Слева, на стене старой трёхэтажки, чуть дальше за Крымским мостом мелькнул первый в столице «полусвободный» — незаконченный ещё, правда — мурал. Провели конкурс эскизов на тематику, связанную с космосом, приурочив это к Дню космонавтики, выиграл какой-то художник-полулюбитель. Ну ему и дали возможность воплотить результат своего творчества прямо на стене дома. Должно было получиться красиво, всё лучше, чем серые глухие стены, местами советским городам и правда не хватает цветов…

— Кого вместо Соломенцева хочешь туда поставить? — Михаил Сергеевич оказался причастен к февральским событиям и закономерно уехал на временное проживание в «казённый дом».

— Не знаю. Вообще нет вариантов, хотя…

— Что?

— А если Романова вернуть? Поди политических амбиций за два года подрастерял, да и в Политбюро его вводить никто не будет. Григорий Васильевич — человек честный, жёсткий, нацменам опять же не близкий по духу. Если бы не раскидала нас судьба по разным сторонам «забора», могли бы мы вполне сработаться.

— Романов… — Егор Кузьмич сначала скривился, а потом пожал плечами, — ты знаешь, что мне Гришин рассказал?

— Ну?

— Говорит, что Романов был среди тех людей, которые по твоему призыву вышли к Останкинскому телецентру. И потом звонил всем своим бывшим коллегам, требовал выходить на защиту Союза от перерожденцев.
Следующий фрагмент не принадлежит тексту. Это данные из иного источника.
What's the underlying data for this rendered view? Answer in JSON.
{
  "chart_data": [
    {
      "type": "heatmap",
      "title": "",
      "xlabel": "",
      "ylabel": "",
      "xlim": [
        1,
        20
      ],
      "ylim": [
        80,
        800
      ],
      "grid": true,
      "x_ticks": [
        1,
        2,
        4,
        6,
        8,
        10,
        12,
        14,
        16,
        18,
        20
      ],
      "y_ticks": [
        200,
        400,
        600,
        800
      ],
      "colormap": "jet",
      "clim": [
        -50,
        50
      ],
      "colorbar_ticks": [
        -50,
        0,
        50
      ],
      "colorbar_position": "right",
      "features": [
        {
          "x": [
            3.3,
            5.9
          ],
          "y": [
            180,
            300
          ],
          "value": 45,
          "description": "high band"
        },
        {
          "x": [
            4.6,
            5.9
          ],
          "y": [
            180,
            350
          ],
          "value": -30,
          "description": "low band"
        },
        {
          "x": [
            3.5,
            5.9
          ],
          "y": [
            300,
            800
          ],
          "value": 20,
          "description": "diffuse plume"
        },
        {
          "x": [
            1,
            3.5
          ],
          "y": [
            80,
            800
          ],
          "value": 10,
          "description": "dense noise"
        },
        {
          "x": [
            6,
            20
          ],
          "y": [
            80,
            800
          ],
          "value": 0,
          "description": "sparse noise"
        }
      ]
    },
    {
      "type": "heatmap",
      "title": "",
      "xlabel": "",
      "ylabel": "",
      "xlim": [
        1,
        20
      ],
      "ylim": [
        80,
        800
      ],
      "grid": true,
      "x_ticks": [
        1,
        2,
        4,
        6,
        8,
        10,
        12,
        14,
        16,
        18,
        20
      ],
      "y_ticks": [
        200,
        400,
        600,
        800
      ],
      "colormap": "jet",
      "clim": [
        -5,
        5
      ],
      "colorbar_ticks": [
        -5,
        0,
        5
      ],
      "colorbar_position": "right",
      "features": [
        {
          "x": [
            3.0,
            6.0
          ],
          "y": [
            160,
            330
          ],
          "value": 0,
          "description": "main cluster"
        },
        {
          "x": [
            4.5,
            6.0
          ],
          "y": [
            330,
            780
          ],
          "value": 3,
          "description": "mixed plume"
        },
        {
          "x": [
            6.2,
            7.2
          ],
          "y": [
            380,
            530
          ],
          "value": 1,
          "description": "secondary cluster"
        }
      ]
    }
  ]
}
— Интересно… Помнится, это меня он перерожденцем называл. Как забавно жизнь-то поворачивается. Надо будет поговорить с Григорием Васильевичем. Силы у него ещё есть, поди лет пять ещё послужить стране вполне может, нечего на пенсии прохлаждаться, пока другие работают, — машина свернула на Косыгина и остановилась перед большим домом под 9 номером. — Ну и нахрена мне такой особняк одному? Что я тут делать буду?

— Положено так, Миша.

— Да я вас, блядь, знаю, — я повернулся к тоже вылезшему из ЗИЛа Лигачёву и ткнул в его сторону пальцем. — Совсем, думаешь, генеральный идиот? Просто и остальные товарищи хотят себе дворцы, а иметь недвижимость круче, чем у меня, вроде как не положено. Вот и пытаются всунуть мне дом побольше, чтобы оправдание иметь. Ладно, пошли внутрь посмотрим. А насчёт Романова я подумаю ещё. Может, и не совсем бредовая идея.

Зашли в дом. Ну что сказать, особой роскоши тут не было. Отделанная деревом обстановка, более-менее приличная — не советская, что характерно, — сантехника, полы не скрипучие. Вот только площадь общая под полтысячи квадратов… Ну вот что мне реально с ней делать? Конференции проводить? Или оргии с сотней баб. Королевский бордель, как у Калигулы в фильме Тинто Брасса, мать его.

— Разве плохо?

— Хорошо, — от мысли, что после работы я буду приезжать — на вертолёте прилетать, ага — в огромный пустой дом, где кроме охраны никто меня и не встретит, на душе становилось тошно. Превращать же дом в «центр управления», где постоянно будут «тусить» соратники по партии, тоже не хотелось, с тем же успехом можно оставаться в Кремле жить. — Знаешь что. Найди хорошую русскую семью многодетную. Так чтобы с десяток было малых, давай сюда их заселим. А мне квартиры на Кутузовском трёхкомнатной на одного хватит.